The court overturned a lower court’s dismissal of a lawsuit brought by Cristina Barbuto against her employer, Advantage Sales and Marketing, which fired her after just one day on the job when she tested positive for marijuana, even though Barbuto said she had told the company during her job interviews that she used it medicinally after work hours to treat her condition and her hiring manager had said it would not be an issue. The lower court will now retry Barbuto’s case under the guidelines established by the high court. (Read the full ruling here.)
The acrimonious political climate of the US today is creating a major distraction for employees throughout the country, but it’s also bound to get some workers in hot water for voicing contentious political views or making unprofessional comments about politics on social media. The Chicago Tribune has now passed along a fresh example of this phenomenon which started last Tuesday during President Donald Trump’s joint speech to Congress:
During the speech, [Daniel] Grilo, at the time a principal at Liberty Advisor Group, tweeted, “Sorry Owens’ wife, you’re not helping yourself or your husband’s memory by standing there and clapping like an idiot. Trump just used you.” Grilo was referring to Carryn Owens, whose husband, Navy SEAL William “Ryan” Owens, was killed during a January raid that targeted an al-Qaida stronghold in Yemen. Owens attended the president’s speech and cried as Trump acknowledged her and the audience applauded.
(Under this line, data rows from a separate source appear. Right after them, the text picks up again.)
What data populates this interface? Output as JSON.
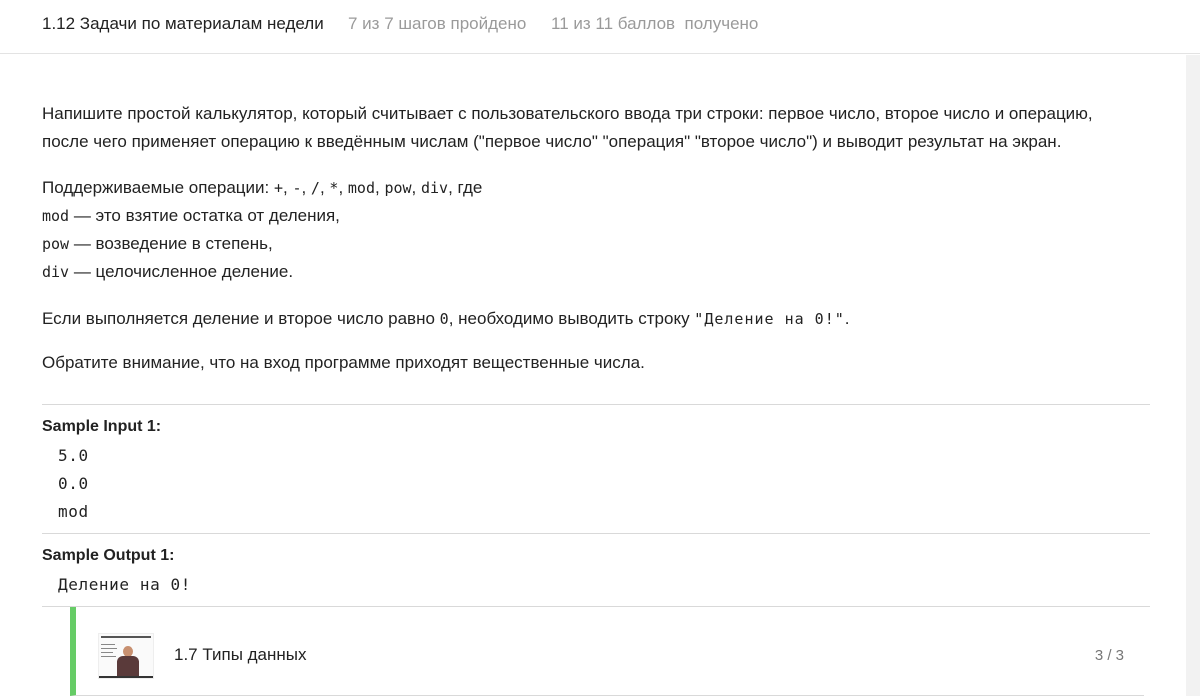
{
  "header": {
    "title": "1.12 Задачи по материалам недели",
    "steps": "7 из 7 шагов пройдено",
    "points": "11 из 11 баллов  получено"
  },
  "description": {
    "p1_line1": "Напишите простой калькулятор, который считывает с пользовательского ввода три строки: первое число, второе число и операцию,",
    "p1_line2": "после чего применяет операцию к введённым числам (\"первое число\" \"операция\" \"второе число\") и выводит результат на экран.",
    "ops_prefix": "Поддерживаемые операции: ",
    "op_plus": "+",
    "op_minus": "-",
    "op_div": "/",
    "op_mul": "*",
    "op_mod": "mod",
    "op_pow": "pow",
    "op_idiv": "div",
    "ops_suffix": ", где",
    "sep": ", ",
    "mod_code": "mod",
    "mod_text": " — это взятие остатка от деления,",
    "pow_code": "pow",
    "pow_text": " — возведение в степень,",
    "div_code": "div",
    "div_text": " — целочисленное деление.",
    "zero_prefix": "Если выполняется деление и второе число равно ",
    "zero_code": "0",
    "zero_mid": ", необходимо выводить строку ",
    "zero_msg": "\"Деление на 0!\"",
    "zero_end": ".",
    "note": "Обратите внимание, что на вход программе приходят вещественные числа."
  },
  "sample_input": {
    "label": "Sample Input 1:",
    "lines": [
      "5.0",
      "0.0",
      "mod"
    ]
  },
  "sample_output": {
    "label": "Sample Output 1:",
    "lines": [
      "Деление на 0!"
    ]
  },
  "lesson": {
    "title": "1.7 Типы данных",
    "progress": "3 / 3",
    "status_color": "#66cc66"
  }
}
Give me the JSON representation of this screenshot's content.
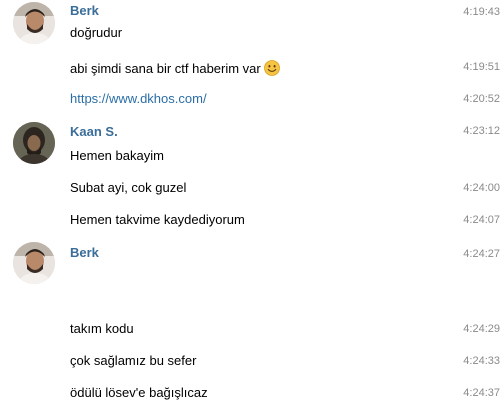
{
  "groups": [
    {
      "sender": "Berk",
      "avatar_icon": "berk-avatar",
      "messages": [
        {
          "text": "doğrudur",
          "time": "4:19:43"
        },
        {
          "text": "abi şimdi sana bir ctf haberim var",
          "time": "4:19:51",
          "emoji": "smiling-face-emoji"
        },
        {
          "text": "https://www.dkhos.com/",
          "time": "4:20:52",
          "type": "link"
        }
      ]
    },
    {
      "sender": "Kaan S.",
      "avatar_icon": "kaan-avatar",
      "messages": [
        {
          "text": "Hemen bakayim",
          "time": "4:23:12"
        },
        {
          "text": "Subat ayi, cok guzel",
          "time": "4:24:00"
        },
        {
          "text": "Hemen takvime kaydediyorum",
          "time": "4:24:07"
        }
      ]
    },
    {
      "sender": "Berk",
      "avatar_icon": "berk-avatar",
      "messages": [
        {
          "text": "",
          "time": "4:24:27"
        },
        {
          "text": "takım kodu",
          "time": "4:24:29"
        },
        {
          "text": "çok sağlamız bu sefer",
          "time": "4:24:33"
        },
        {
          "text": "ödülü lösev'e bağışlıcaz",
          "time": "4:24:37"
        }
      ]
    }
  ],
  "colors": {
    "sender": "#3a6d99",
    "link": "#2b6ea6",
    "timestamp": "#8a8a8a"
  }
}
The tweet sparked a firestorm not only on Twitter, but on several social networks including 4chan and Reddit, shredding Grilo for his comments. … Despite his apologies, Liberty Advisor Group deleted his profile on their website and dismissed Grilo. “The individual who issued the tweet is no longer affiliated with Liberty. … His comments were inconsistent with the Company’s values and the unyielding respect it has for the members of our Nation’s Armed Forces,” said a statement posted on the company’s website Wednesday.
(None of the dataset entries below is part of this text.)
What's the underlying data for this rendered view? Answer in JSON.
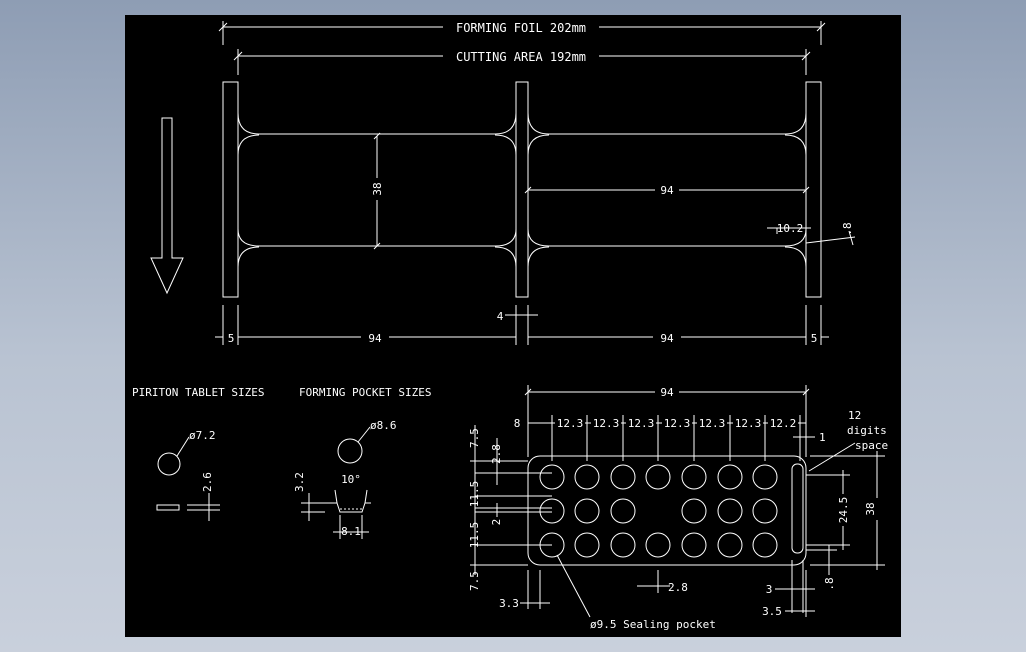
{
  "drawing": {
    "forming_foil_label": "FORMING FOIL 202mm",
    "cutting_area_label": "CUTTING AREA 192mm",
    "top_dims": {
      "height_38": "38",
      "width_94_inner": "94",
      "dim_10_2": "10.2",
      "dim_8": ".8",
      "gap_4": "4",
      "left_5": "5",
      "bottom_94_left": "94",
      "bottom_94_right": "94",
      "right_5": "5"
    },
    "tablet": {
      "title": "PIRITON TABLET SIZES",
      "diameter": "ø7.2",
      "thickness": "2.6"
    },
    "pocket": {
      "title": "FORMING POCKET SIZES",
      "diameter": "ø8.6",
      "angle": "10°",
      "depth": "3.2",
      "bottom": "8.1"
    },
    "blister": {
      "width_94": "94",
      "pitch_first": "8",
      "pitches": [
        "12.3",
        "12.3",
        "12.3",
        "12.3",
        "12.3",
        "12.3",
        "12.2"
      ],
      "digits_line1": "12",
      "digits_line2": "digits",
      "digits_line3": "space",
      "dim_1": "1",
      "dim_7_5_top": "7.5",
      "dim_2_8": "2.8",
      "dim_11_5_a": "11.5",
      "dim_2": "2",
      "dim_11_5_b": "11.5",
      "dim_24_5": "24.5",
      "dim_38": "38",
      "dim_7_5_bottom": "7.5",
      "dim_2_8_bottom": "2.8",
      "dim_3": "3",
      "dim_8_small": ".8",
      "dim_3_3": "3.3",
      "dim_3_5": "3.5",
      "sealing_pocket": "ø9.5 Sealing pocket"
    }
  }
}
Grilo isn’t the first employee to be fired because of an ill-advised tweet, nor will he likely be the last, but his case is a lesson in the unique challenges a highly polarized political environment poses for employers and HR. Americans will likely post controversial and inappropriate political comments to their public social media accounts by the millions this year, so forward-thinking HR leaders might consider devising proactive strategies for addressing employees’ controversial social media posts rather than reacting to individual instances (and negative attention they create) as they come. Since last year, political tensions have been running high in the American workplace—a trend that is unlikely to abate anytime soon—and increasingly contentious and divisive politics is just one aspect of the uncertain business environment companies are facing in 2017.